Время пролетает незаметно. Передо мной остывший чай и чистая тетрадь. Может, я и вправду заболел? Мозг отказывается слушаться, рифмы не складываются, и в душе пустота. Я прислушиваюсь к каждому шагу на лестнице. Соседки нет. Где же ты бродишь?
Пошёл третий день. Третий день одиночества. Не написано ни одного стихотворения. Я подошёл к зеркалу.
– Ну, что тебе надо, гений пустых страниц? Никто не мешает, мышь смылась вместе со своей скрипкой, тишина и спокойствие. А где стихи? Стихи где?

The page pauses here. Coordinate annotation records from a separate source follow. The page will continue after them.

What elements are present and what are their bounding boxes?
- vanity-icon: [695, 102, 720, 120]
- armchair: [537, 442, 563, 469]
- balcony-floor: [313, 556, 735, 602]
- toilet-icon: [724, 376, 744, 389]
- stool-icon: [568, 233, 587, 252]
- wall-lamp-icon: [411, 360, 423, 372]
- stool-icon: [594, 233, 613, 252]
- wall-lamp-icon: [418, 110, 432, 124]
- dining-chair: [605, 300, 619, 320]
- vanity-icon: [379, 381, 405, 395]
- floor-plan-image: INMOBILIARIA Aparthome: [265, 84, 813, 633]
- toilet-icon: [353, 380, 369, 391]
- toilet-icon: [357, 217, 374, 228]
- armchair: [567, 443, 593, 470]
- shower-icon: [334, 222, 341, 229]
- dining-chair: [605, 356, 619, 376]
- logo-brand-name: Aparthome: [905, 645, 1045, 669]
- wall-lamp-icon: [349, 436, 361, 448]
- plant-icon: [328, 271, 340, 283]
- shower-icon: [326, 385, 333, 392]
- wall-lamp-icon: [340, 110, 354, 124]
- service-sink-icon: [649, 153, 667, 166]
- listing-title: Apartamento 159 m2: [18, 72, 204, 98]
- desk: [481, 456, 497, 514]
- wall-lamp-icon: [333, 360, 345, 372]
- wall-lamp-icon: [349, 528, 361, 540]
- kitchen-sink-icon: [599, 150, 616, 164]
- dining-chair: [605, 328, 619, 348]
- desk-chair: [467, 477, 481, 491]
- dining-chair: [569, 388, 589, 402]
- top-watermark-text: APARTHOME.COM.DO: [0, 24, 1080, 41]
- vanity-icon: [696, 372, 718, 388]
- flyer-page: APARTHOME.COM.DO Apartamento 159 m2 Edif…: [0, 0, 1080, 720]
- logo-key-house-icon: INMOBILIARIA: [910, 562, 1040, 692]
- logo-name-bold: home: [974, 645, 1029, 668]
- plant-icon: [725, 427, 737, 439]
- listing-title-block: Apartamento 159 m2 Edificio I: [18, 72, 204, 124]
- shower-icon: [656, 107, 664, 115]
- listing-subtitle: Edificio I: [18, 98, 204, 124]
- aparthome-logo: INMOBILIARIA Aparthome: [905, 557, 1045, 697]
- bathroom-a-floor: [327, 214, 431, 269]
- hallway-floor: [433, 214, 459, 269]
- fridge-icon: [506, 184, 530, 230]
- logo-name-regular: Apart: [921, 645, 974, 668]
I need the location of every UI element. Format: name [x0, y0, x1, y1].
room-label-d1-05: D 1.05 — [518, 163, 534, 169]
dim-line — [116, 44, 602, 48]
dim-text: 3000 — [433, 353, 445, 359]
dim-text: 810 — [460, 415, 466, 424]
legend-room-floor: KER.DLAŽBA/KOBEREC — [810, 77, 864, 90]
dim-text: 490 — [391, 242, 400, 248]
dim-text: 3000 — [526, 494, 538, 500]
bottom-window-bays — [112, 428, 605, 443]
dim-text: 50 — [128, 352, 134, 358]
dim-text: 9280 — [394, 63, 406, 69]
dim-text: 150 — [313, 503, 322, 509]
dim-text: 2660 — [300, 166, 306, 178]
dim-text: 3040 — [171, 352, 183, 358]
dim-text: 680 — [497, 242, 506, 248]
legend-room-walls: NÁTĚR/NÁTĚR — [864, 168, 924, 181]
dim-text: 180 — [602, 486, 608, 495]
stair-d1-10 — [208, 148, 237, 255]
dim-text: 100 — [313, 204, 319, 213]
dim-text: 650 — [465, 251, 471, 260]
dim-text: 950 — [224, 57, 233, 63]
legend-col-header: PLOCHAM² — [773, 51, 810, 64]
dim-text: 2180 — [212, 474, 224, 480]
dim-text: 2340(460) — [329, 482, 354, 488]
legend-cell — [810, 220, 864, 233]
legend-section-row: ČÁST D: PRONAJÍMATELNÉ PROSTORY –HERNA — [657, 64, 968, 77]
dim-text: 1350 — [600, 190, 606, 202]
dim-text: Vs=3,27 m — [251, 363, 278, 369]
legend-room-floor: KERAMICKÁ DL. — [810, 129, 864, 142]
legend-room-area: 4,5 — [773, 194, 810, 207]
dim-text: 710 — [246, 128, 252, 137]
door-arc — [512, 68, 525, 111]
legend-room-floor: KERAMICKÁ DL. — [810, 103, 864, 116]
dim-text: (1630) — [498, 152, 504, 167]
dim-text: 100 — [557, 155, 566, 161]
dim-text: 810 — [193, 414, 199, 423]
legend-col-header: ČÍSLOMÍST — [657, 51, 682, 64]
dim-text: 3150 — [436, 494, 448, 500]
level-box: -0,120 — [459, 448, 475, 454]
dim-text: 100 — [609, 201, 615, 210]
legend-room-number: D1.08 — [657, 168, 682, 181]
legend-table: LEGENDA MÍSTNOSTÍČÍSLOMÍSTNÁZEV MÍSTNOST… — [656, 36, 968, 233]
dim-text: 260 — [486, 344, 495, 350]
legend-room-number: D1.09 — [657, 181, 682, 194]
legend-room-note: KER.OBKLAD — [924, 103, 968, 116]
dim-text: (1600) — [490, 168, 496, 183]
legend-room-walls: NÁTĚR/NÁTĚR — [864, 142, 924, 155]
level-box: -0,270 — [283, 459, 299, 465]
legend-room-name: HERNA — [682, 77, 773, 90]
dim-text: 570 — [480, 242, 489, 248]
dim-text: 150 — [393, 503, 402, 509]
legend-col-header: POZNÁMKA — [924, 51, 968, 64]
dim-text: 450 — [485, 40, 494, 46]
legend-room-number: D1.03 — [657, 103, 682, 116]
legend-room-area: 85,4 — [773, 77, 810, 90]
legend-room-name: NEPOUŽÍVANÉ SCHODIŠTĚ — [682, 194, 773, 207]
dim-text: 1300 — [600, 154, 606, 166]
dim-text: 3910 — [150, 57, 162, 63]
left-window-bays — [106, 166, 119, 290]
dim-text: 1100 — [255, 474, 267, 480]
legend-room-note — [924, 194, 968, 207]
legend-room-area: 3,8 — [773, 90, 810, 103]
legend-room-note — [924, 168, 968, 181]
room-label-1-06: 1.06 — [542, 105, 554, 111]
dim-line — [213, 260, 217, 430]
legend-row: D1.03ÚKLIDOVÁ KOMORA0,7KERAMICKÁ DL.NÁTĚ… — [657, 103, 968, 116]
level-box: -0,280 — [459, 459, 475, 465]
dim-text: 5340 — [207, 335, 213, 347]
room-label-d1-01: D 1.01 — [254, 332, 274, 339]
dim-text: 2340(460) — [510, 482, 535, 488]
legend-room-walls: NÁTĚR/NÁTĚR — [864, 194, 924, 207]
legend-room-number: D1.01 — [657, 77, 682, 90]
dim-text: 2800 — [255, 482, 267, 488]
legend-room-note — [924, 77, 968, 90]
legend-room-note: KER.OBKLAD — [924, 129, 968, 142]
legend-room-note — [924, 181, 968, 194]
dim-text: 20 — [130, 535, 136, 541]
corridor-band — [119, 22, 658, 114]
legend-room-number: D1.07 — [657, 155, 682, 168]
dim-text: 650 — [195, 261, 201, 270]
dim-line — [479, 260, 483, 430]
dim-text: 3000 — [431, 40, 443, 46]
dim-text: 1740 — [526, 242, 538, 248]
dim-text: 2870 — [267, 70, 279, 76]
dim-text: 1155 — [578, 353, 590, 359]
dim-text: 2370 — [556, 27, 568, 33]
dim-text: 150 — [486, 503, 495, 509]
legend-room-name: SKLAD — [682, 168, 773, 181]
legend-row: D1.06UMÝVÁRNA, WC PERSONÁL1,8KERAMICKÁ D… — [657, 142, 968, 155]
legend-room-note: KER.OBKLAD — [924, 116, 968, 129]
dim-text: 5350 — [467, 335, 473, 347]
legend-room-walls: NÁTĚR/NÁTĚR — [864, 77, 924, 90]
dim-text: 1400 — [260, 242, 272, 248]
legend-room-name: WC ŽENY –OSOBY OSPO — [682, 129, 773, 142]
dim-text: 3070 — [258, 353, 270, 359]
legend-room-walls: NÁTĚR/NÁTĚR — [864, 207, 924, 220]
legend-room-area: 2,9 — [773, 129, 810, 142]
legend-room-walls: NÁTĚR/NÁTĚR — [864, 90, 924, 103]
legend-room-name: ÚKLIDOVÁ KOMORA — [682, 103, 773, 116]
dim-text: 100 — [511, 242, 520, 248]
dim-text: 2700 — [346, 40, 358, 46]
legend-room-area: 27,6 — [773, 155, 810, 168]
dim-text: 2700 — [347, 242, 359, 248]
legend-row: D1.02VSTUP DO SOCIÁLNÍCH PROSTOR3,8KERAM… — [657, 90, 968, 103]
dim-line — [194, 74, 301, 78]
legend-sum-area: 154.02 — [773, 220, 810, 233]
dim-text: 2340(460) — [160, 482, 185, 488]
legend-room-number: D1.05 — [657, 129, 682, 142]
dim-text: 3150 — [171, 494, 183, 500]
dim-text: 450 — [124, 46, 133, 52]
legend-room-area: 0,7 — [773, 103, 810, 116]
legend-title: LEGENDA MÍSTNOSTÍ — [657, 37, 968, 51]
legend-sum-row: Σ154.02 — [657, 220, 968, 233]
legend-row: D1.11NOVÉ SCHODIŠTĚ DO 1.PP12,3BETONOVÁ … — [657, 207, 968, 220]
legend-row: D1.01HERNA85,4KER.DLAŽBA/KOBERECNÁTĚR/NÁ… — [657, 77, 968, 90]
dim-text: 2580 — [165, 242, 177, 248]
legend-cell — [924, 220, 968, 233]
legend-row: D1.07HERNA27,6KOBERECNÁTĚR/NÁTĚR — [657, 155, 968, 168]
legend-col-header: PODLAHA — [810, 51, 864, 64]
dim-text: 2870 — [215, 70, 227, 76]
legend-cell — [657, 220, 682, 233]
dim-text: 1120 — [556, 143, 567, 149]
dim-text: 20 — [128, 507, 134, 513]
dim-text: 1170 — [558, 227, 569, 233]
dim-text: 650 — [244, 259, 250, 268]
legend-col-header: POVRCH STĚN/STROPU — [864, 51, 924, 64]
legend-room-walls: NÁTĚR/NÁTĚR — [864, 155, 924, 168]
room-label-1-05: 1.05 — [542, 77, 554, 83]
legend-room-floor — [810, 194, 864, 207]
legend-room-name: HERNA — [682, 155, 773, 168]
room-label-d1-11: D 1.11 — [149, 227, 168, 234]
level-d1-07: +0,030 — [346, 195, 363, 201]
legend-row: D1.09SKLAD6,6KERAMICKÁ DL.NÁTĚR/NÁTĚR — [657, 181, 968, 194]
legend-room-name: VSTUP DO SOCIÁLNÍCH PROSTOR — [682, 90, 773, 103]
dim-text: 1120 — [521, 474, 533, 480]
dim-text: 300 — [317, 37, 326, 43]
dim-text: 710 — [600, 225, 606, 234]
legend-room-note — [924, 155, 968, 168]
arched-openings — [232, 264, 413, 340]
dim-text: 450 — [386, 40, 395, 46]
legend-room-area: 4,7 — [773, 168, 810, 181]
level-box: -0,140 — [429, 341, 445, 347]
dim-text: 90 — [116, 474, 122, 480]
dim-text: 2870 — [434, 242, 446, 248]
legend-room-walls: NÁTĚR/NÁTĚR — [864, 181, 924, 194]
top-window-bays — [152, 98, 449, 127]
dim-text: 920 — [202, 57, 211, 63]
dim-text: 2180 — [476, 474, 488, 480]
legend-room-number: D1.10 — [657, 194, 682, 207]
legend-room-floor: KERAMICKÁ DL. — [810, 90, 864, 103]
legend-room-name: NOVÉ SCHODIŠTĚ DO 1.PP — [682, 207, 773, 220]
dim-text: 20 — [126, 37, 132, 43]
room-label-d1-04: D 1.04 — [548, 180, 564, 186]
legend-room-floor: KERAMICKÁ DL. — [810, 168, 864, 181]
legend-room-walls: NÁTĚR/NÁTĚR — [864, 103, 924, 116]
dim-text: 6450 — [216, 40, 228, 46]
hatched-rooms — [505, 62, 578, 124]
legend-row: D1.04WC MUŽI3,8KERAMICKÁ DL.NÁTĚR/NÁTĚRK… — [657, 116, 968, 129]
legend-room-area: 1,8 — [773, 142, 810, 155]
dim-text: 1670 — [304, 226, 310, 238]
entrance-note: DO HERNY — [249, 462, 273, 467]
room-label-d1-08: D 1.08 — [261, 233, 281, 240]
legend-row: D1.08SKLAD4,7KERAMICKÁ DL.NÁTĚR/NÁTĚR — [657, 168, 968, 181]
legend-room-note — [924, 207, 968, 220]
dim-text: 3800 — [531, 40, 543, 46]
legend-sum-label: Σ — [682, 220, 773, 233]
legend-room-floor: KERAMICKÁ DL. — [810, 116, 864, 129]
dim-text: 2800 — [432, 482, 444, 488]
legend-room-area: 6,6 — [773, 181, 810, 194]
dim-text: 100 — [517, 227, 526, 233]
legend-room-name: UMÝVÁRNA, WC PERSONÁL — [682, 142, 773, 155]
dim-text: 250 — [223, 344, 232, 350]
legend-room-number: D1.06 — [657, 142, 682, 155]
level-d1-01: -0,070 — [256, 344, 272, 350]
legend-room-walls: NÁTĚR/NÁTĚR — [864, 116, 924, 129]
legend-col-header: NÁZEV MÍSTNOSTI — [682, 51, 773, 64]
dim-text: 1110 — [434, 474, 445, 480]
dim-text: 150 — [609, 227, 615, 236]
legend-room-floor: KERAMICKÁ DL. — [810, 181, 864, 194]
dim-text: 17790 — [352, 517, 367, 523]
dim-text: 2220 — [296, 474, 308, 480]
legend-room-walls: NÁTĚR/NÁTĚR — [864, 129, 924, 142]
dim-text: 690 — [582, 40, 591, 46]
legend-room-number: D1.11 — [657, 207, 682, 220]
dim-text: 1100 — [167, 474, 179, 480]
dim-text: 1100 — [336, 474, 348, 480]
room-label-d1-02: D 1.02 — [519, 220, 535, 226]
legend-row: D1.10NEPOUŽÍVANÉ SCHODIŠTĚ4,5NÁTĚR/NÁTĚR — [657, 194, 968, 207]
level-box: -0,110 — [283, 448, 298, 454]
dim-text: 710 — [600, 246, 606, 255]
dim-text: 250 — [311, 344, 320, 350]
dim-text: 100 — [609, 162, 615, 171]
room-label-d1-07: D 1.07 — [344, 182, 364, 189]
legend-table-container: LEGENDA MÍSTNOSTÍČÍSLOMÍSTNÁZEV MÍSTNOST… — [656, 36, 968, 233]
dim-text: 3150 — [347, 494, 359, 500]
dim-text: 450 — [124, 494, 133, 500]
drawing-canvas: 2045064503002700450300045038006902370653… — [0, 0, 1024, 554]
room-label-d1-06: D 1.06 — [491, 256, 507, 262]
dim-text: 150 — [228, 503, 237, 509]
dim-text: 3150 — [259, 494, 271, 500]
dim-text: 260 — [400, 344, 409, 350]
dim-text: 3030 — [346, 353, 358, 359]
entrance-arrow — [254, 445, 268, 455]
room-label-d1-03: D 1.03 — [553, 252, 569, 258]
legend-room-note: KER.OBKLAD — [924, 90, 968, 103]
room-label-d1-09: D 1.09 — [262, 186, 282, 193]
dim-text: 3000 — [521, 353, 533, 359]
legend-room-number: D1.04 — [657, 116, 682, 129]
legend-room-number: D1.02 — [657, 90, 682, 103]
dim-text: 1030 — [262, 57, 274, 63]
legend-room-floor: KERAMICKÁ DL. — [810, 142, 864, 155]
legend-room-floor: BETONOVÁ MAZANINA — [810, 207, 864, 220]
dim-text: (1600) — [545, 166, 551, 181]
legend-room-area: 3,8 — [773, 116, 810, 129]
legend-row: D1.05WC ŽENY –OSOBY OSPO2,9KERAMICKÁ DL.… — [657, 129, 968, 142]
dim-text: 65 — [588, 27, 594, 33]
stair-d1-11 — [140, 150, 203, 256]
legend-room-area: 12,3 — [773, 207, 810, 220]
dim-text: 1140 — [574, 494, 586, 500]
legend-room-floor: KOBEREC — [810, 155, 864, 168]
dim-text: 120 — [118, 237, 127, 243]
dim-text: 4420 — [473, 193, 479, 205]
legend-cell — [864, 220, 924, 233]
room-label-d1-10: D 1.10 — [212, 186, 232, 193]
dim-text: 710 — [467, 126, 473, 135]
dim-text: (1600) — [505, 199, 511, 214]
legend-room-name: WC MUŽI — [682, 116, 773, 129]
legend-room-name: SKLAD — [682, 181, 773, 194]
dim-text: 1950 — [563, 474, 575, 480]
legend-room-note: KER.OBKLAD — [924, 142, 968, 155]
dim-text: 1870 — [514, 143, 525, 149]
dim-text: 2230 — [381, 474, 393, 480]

Меня затрясло, словно поднялась температура. Я стал метаться по комнате как зверь. Я вспоминал, вспоминал. Первая ночь в этой квартире. Первый стих. Маша играла за стенкой, а я писал. И так каждую ночь. Она играла, я – писал. Скрипка – стих!
О, Боже! Я идиот! Я уничтожил свою музу! Где её теперь искать? Я же ничего не знаю о ней!
Стукнула входная дверь. Я бросился в коридор. Возле двери стояла Маша. На голове все тот же идиотский пучок, за огромными очками прячутся голубые глаза, и к груди она прижимает скрипку.
– Где же ты была? – я схватил её в охапку и прижал к себе. – Ты только не уходи больше никуда. Слышишь? Не уходи.
Я осторожно отпустил Машу, снял очки и поцеловал глаза, потом вынул шпильку, которой были заколоты волосы. Волна упала на лицо, я отодвигал волосы и целовал, целовал бледное лицо...
А потом я писал стихи. Строчка за строчкой бежали на бумаге, рифма за рифмой складывались в голове. А за стеной играла скрипка...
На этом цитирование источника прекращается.